With the healthcare sector historically well-shielded against past economic downturns, we wanted to highlight pharmaceutical distribution giant AmerisourceBergen (ABC), which most recently stood at #37 on our Value Leaders rankings. ABC is among the three titans within the pharmaceutical distribution space, the other two being McKesson (MCK) and Cardinal Health (CAH), which are also on our Value Leaders rankings.

  • Demand inelasticity is a reason behind health care typically performing decently during economic troughs. Individuals will always require medical services, and a change in price tends to have little material effect on the change in demand. Pharmaceutical distributors' role as the middle-man in the supply of prescription drugs at a retail shop such as Walgreens (WBA) -- ABC's largest customer at 27% of FY22 (Sep) sales -- allows companies like ABC to particularly see low seasonality and demand elasticity.

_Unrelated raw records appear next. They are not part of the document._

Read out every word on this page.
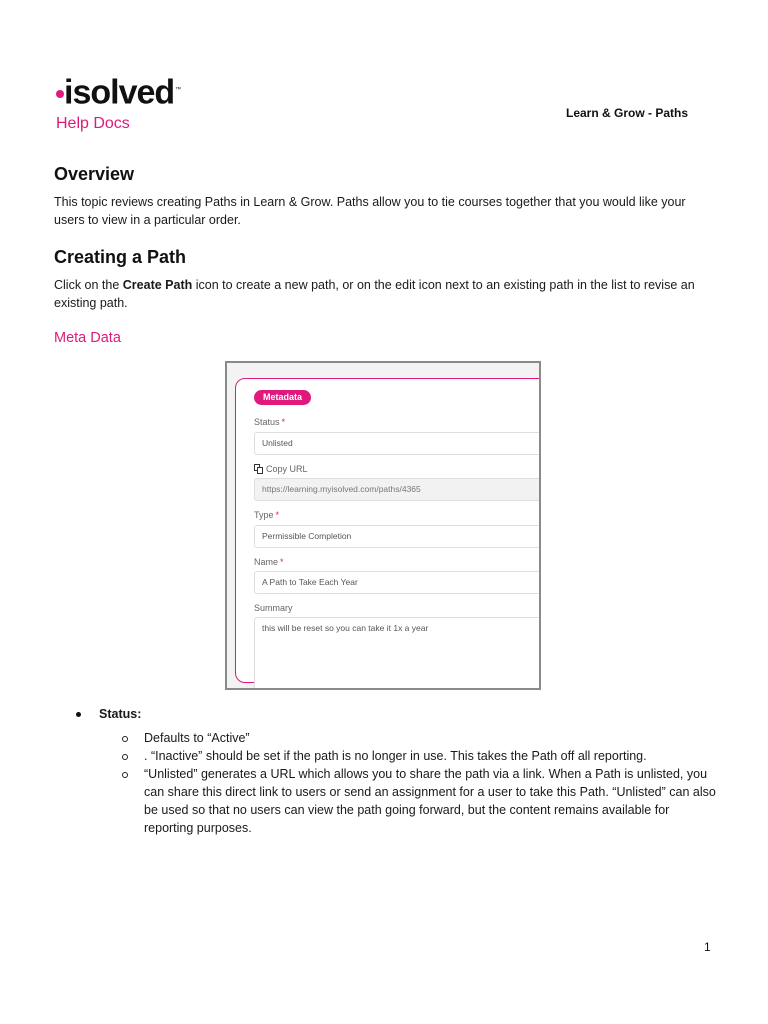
isolved™
Help Docs
Learn & Grow - Paths
Overview

This topic reviews creating Paths in Learn & Grow. Paths allow you to tie courses together that you would like your users to view in a particular order.

Creating a Path

Click on the Create Path icon to create a new path, or on the edit icon next to an existing path in the list to revise an existing path.

Meta Data
Metadata
Status *
Unlisted
Copy URL
https://learning.myisolved.com/paths/4365
Type *
Permissible Completion
Name *
A Path to Take Each Year
Summary
this will be reset so you can take it 1x a year
Status:

Defaults to “Active”

. “Inactive” should be set if the path is no longer in use. This takes the Path off all reporting.

“Unlisted” generates a URL which allows you to share the path via a link. When a Path is unlisted, you can share this direct link to users or send an assignment for a user to take this Path. “Unlisted” can also be used so that no users can view the path going forward, but the content remains available for reporting purposes.

1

  • ABC enjoys a fairly large economic moat, as it is one of three organizations supplying virtually all prescription drugs in the U.S. This provides ABC with the capacity to deal with potential future government regulations, bolster its international operations, and maintain its pricing power.

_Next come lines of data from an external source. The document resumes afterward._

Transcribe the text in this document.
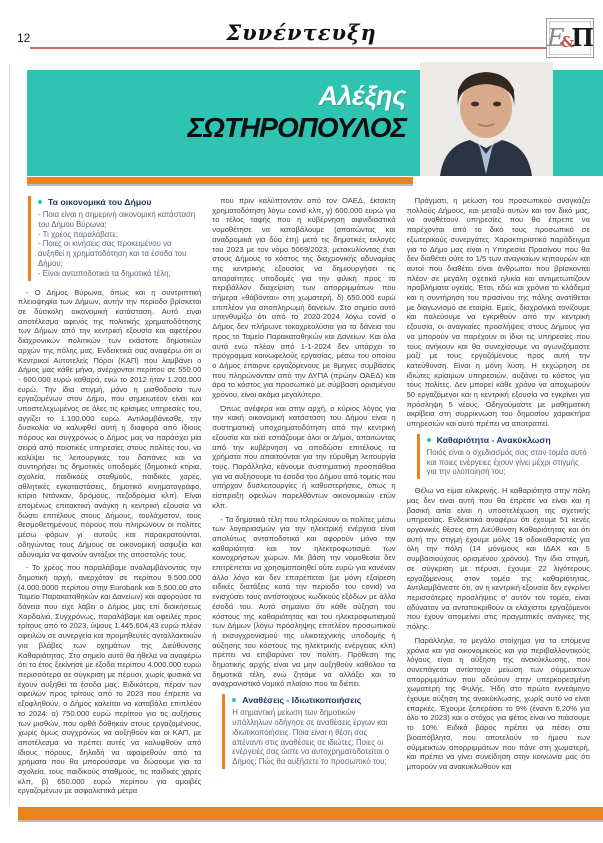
12	Συνέντευξη	Ε
&
Π
Αλέξης
ΣΩΤΗΡΟΠΟΥΛΟΣ
Τα οικονομικά του Δήμου
- Ποια είναι η σημερινή οικονομική κατάσταση του Δήμου Βύρωνα;
- Τι χρέος παραλάβατε;
- Ποιες οι κινήσεις σας προκειμένου να αυξηθεί η χρηματοδότηση και τα έσοδα του Δήμου;
- Είναι ανταποδοτικά τα δημοτικά τέλη;

- Ο Δήμος Βύρωνα, όπως και η συντριπτική πλειοψηφία των Δήμων, αυτήν την περίοδο βρίσκεται σε δύσκολη οικονομική κατάσταση. Αυτό είναι αποτέλεσμα αφενός της πολιτικής χρηματοδότησης των Δήμων από την κεντρική εξουσία και αφετέρου διαχρονικών πολιτικών των εκάστοτε δημοτικών αρχών της πόλης μας. Ενδεικτικά σας αναφέρω ότι οι Κεντρικοί Αυτοτελείς Πόροι (ΚΑΠ) που λαμβάνει ο Δήμος μας κάθε μήνα, ανέρχονται περίπου σε 550.00 - 600.000 ευρώ καθαρά, ενώ το 2012 ήταν 1.200.000 ευρώ. Την ίδια στιγμή, μόνο η μισθοδοσία των εργαζομένων στον Δήμο, που σημειωτέον είναι και υποστελεχωμένος σε όλες τις κρίσιμες υπηρεσίες του, αγγίζει το 1.100.000 ευρώ. Αντιλαμβάνεσθε, την δυσκολία να καλυφθεί αυτή η διαφορά από ίδιους πόρους και συγχρόνως ο Δήμος μας να παράσχει μία σειρά από ποιοτικές υπηρεσίες στους πολίτες του, να καλύψει τις λειτουργικές του δαπάνες και να συντηρήσει τις δημοτικές υποδομές (δημοτικά κτίρια, σχολεία, παιδικούς σταθμούς, παιδικές χαρές, αθλητικές εγκαταστάσεις, δημοτικό κινηματογράφο, κτίριο Ντάνκαν, δρόμους, πεζοδρόμια κλπ). Είναι επομένως επιτακτική ανάγκη η κεντρική εξουσία να δώσει επιτέλους στους Δήμους, τουλάχιστον, τους θεσμοθετημένους πόρους που πληρώνουν οι πολίτες μέσω φόρων γι` αυτούς και παρακρατούνται, οδηγώντας τους Δήμους σε οικονομική ασφυξία και αδυναμία να φανούν αντάξιοι της αποστολής τους.

- Το χρέος που παραλάβαμε αναλαμβάνοντας την δημοτική αρχή, ανερχόταν σε περίπου 9.500.000 (4.000.0000 περίπου στην Eurobank και 5.500.00 στο Ταμείο Παρακαταθηκών και Δανείων) και αφορούσε τα δάνεια που είχε λάβει ο Δήμος μας επί διοικήσεως Χαρδαλιά. Συγχρόνως, παραλάβαμε και οφειλές προς τρίτους από το 2023, ύψους 1.445.604,43 ευρώ πλέον οφειλών σε συνεργεία και προμηθευτές ανταλλακτικών για βλάβες των οχημάτων της Διεύθυνσης Καθαριότητας. Στο σημείο αυτό θα ήθελα να αναφέρω ότι το έτος ξεκίνησε με έξοδα περίπου 4.000.000 ευρώ περισσότερα σε σύγκριση με πέρυσι, χωρίς φυσικά να έχουν αυξηθεί τα έσοδα μας. Ειδικότερα, πέραν των οφειλών προς τρίτους από το 2023 που έπρεπε να εξοφληθούν, ο Δήμος καλείται να καταβάλει επιπλέον το 2024: α) 750.000 ευρώ περίπου για τις αυξήσεις των μισθών, που ορθά δόθηκαν στους εργαζομένους, χωρίς όμως συγχρόνως να αυξηθούν και οι ΚΑΠ, με αποτέλεσμα να πρέπει αυτές να καλυφθούν από ίδιους πόρους, δηλαδή να αφαιρεθούν από τα χρήματα που θα μπορούσαμε να δώσουμε για τα σχολεία, τους παιδικούς σταθμούς, τις παιδικές χαρές κλπ, β) 650.000 ευρώ περίπου για αμοιβές εργαζομένων με ασφαλιστικά μέτρα

που πριν καλύπτονταν από τον ΟΑΕΔ, έκτακτη χρηματοδότηση λόγω covid κλπ, γ) 600.000 ευρώ για το τέλος ταφής που η κυβέρνηση αιφνιδιαστικά νομοθέτησε να καταβάλουμε (απαιτώντας και αναδρομικά για δύο έτη) μετά τις δημοτικές εκλογές του 2023 με τον νόμο 5069/2023, μετακυλίοντας έτσι στους Δήμους το κόστος της διαχρονικής αδυναμίας της κεντρικής εξουσίας να δημιουργήσει τις απαραίτητες υποδομές για την φιλική προς το περιβάλλον διαχείριση των απορριμμάτων που σήμερα «θάβονται» στη χωματερή, δ) 650.000 ευρώ επιπλέον για αποπληρωμή δανείων. Στο σημείο αυτό υπενθυμίζω ότι από το 2020-2024 λόγω covid ο Δήμος δεν πλήρωνε τοκοχρεολύσια για τα δάνεια του προς το Ταμείο Παρακαταθηκών και Δανείων. Και όλα αυτά ενώ πλέον από 1-1-2024 δεν υπάρχει το πρόγραμμα κοινωφελούς εργασίας, μέσω του οποίου ο Δήμος έπαιρνε εργαζόμενους με 8μηνες συμβάσεις που πληρώνονταν από την ΔΥΠΑ (πρώην ΟΑΕΔ) και άρα το κόστος για προσωπικό με σύμβαση ορισμένου χρόνου, είναι ακόμα μεγαλύτερο.

Όπως ανέφερα και στην αρχή, ο κύριος λόγος για την κακή οικονομική κατάσταση του Δήμου είναι η συστηματική υποχρηματοδότηση από την κεντρική εξουσία και εκεί εστιάζουμε όλοι οι Δήμοι, απαιτώντας από την κυβέρνηση να αποδώσει επιτέλους τα χρήματα που απαιτούνται για την εύρυθμη λειτουργία τους. Παράλληλα, κάνουμε συστηματική προσπάθεια για να αυξήσουμε τα έσοδα του Δήμου από τομείς που υπήρχαν δυσλειτουργίες ή καθυστερήσεις, όπως η είσπραξη οφειλών παρελθόντων οικονομικών ετών κλπ.

- Τα δημοτικά τέλη που πληρώνουν οι πολίτες μέσω των λογαριασμών για την ηλεκτρική ενέργεια είναι απολύτως ανταποδοτικά και αφορούν μόνο την καθαριότητα και τον ηλεκτροφωτισμό των κοινοχρήστων χώρων. Με βάση την νομοθεσία δεν επιτρέπεται να χρησιμοποιηθεί ούτε ευρώ για κανέναν άλλο λόγο και δεν επιτρέπεται (με μόνη εξαίρεση ειδικές διατάξεις κατά την περίοδο του covid) να ενισχύσει τους αντίστοιχους κωδικούς εξόδων με άλλα έσοδά του. Αυτό σημαίνει ότι κάθε αύξηση του κόστους της καθαριότητας και του ηλεκτροφωτισμού των Δήμων (λόγω πρόσληψης επιπλέον προσωπικού ή εκσυγχρονισμού της υλικοτεχνικής υποδομής ή αύξησης του κόστους της ηλεκτρικής ενέργειας κλπ) πρέπει να επιβαρύνει τον πολίτη. Πρόθεση της δημοτικής αρχής είναι να μην αυξηθούν καθόλου τα δημοτικά τέλη, ενώ ζητάμε να αλλάξει και το αναχρονιστικό νομικό πλαίσιο που τα διέπει.

Αναθέσεις - Ιδιωτικοποιήσεις
Η σημαντική μείωση των δημοτικών υπάλληλων οδήγησε σε αναθέσεις έργων και ιδιωτικοποιήσεις. Ποια είναι η θέση σας απέναντι στις αναθέσεις σε ιδιώτες; Ποιες οι ενέργειές σας ώστε να αυτοχρηματοδοτείται ο Δήμος; Πώς θα αυξήσετε το προσωπικό του;

Πράγματι, η μείωση του προσωπικού αναγκάζει πολλούς Δήμους, και μεταξύ αυτών και τον δικό μας, να αναθέτουν υπηρεσίες που θα έπρεπε να παρέχονται από το δικό τους προσωπικό σε εξωτερικούς συνεργάτες. Χαρακτηριστικό παράδειγμα για το Δήμο μας είναι η Υπηρεσία Πρασίνου που θα δεν διαθέτει ούτε το 1/5 των αναγκαίων κηπουρών και αυτοί που διαθέτει είναι άνθρωποι που βρίσκονται πλέον σε μεγάλη σχετικά ηλικία και αντιμετωπίζουν προβλήματα υγείας. Έτσι, εδώ και χρόνια το κλάδεμα και η συντήρηση του πρασίνου της πόλης ανατίθεται με διαγωνισμό σε εταιρία. Εμείς, διαχρονικά τονίζουμε και παλεύουμε να εγκριθούν από την κεντρική εξουσία, οι αναγκαίες προσλήψεις στους Δήμους για να μπορούν να παρέχουν οι ίδιοι τις υπηρεσίες που τους ανήκουν και θα συνεχίσουμε να αγωνιζόμαστε μαζί με τους εργαζόμενους προς αυτή την κατεύθυνση. Είναι η μόνη λύση. Η εκχώρηση σε ιδιώτες κρίσιμων υπηρεσιών, αυξάνει το κόστος για τους πολίτες. Δεν μπορεί κάθε χρόνο να αποχωρούν 50 εργαζόμενοι και η κεντρική εξουσία να εγκρίνει για πρόσληψη 5 νέους. Οδηγούμαστε με μαθηματική ακρίβεια στη συρρίκνωση του δημοσίου χαρακτήρα υπηρεσιών και αυτό πρέπει να αποτραπεί.

Καθαριότητα - Ανακύκλωση
Ποιός είναι ο σχεδιασμός σας στον τομέα αυτό και ποιες ενέργειες έχουν γίνει μέχρι στιγμής για την υλοποίησή του;

Θέλω να είμαι ειλικρινής. Η καθαριότητα στην πόλη μας δεν είναι αυτή που θα έπρεπε να είναι και η βασική αιτία είναι η υποστελέχωση της σχετικής υπηρεσίας. Ενδεικτικά αναφέρω ότι έχουμε 51 κενές οργανικές θέσεις στη Διεύθυνση Καθαριότητας και ότι αυτή την στιγμή έχουμε μόλις 19 οδοκαθαριστές για όλη την πόλη (14 μόνιμους και ΙΔΑΧ και 5 συμβασιούχους ορισμένου χρόνου). Την ίδια στιγμή, σε σύγκριση με πέρυσι, έχουμε 22 λιγότερους εργαζόμενους στον τομέα της καθαριότητας. Αντιλαμβάνεστε ότι, αν η κεντρική εξουσία δεν εγκρίνει περισσότερες προσλήψεις σ' αυτόν τον τομέα, είναι αδύνατον να ανταποκριθούν οι ελάχιστοι εργαζόμενοι που έχουν απομείνει στις πραγματικές ανάγκες της πόλης.

Παράλληλα, το μεγάλο στοίχημα για τα επόμενα χρόνια και για οικονομικούς και για περιβαλλοντικούς λόγους είναι η αύξηση της ανακύκλωσης, που συνεπάγεται αντίστοιχα μείωση των σύμμεικτων απορριμμάτων που οδεύουν στην υπερκορεσμένη χωματερή της Φυλής. Ήδη στο πρώτο εννεάμηνο έχουμε αύξηση της ανακύκλωσης, χωρίς αυτό να είναι επαρκές. Έχουμε ξεπεράσει το 9% (έναντι 6,20% για όλο το 2023) και ο στόχος για φέτος είναι να πιάσουμε το 10%. Ειδικό βάρος πρέπει να πέσει στα βιοαπόβλητα, που αποτελούν το ήμισυ των σύμμεικτων απορριμμάτων που πάνε στη χωματερή, και πρέπει να γίνει συνείδηση στην κοινωνία μας ότι μπορούν να ανακυκλωθούν και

    • These attributes were showcased earlier this month through solid Q2 (Mar) numbers. Revenue growth remained steady, expanding 9.9% yr/yr to $63.46 bln. ABC has yet to register a yr/yr decline in sales in over five years. In fact, during the 2008-2009 financial crisis, ABC only saw one quarter where revs fell yr/yr. Also, during the debt ceiling crisis in July 2011, shares edged only modestly lower.
    • International sales may have ticked 0.2% lower yr/yr, but on a currency-neutral basis, they jumped 12%. ABC also raised its as-reported FY23 revenue outlook for this business to a 3% decline to flat from a 1-5% decline.
    • ABC also raised its consolidated FY23 forecasts, targeting adjusted EPS of $11.70-11.90 and revenue growth of +6-8% yr/yr.
  • The population is also aging, with the number of individuals 65 and older to exceed 66 mln by 2026, making it the fastest-growing segment of the U.S. population. Therefore, even though pharmacy distribution via mail is becoming more popular, allowing consumers to no longer have to enter physical retail chains, the population segment that uses the most prescription drugs will likely avoid the e-commerce solution and continue utilizing physical locations.
  • Generic pharmaceuticals are margin boosters for distributors, unlike biotech firms which rely on patents to maintain a competitive position. Although generic drug availability will continue to increase as patents expire, potentially putting pressure on prices, ABC believes the increased use of generics will have a net favorable effect on its top-line growth, as volume should help offset falling prices. Also, since generics already account for around 90% of total prescription volume in the U.S., this adverse impact should not be very significant.

Overall, with the healthcare sector offering solid defense characteristics in the event of worsening economic conditions, we view ABC, which boasts a strong foothold in the pharmaceutical distribution industry, competing primarily with just two other firms, as a good choice. Also, its valuation has remained attractive over the past three years, trading around 12-14x forward earnings. Furthermore, unlike MCK, which recently skyrocketed on upbeat MarQ earnings, it is not looking too overbought. Moreover, it has not endured similar struggles as CAH over the past few years.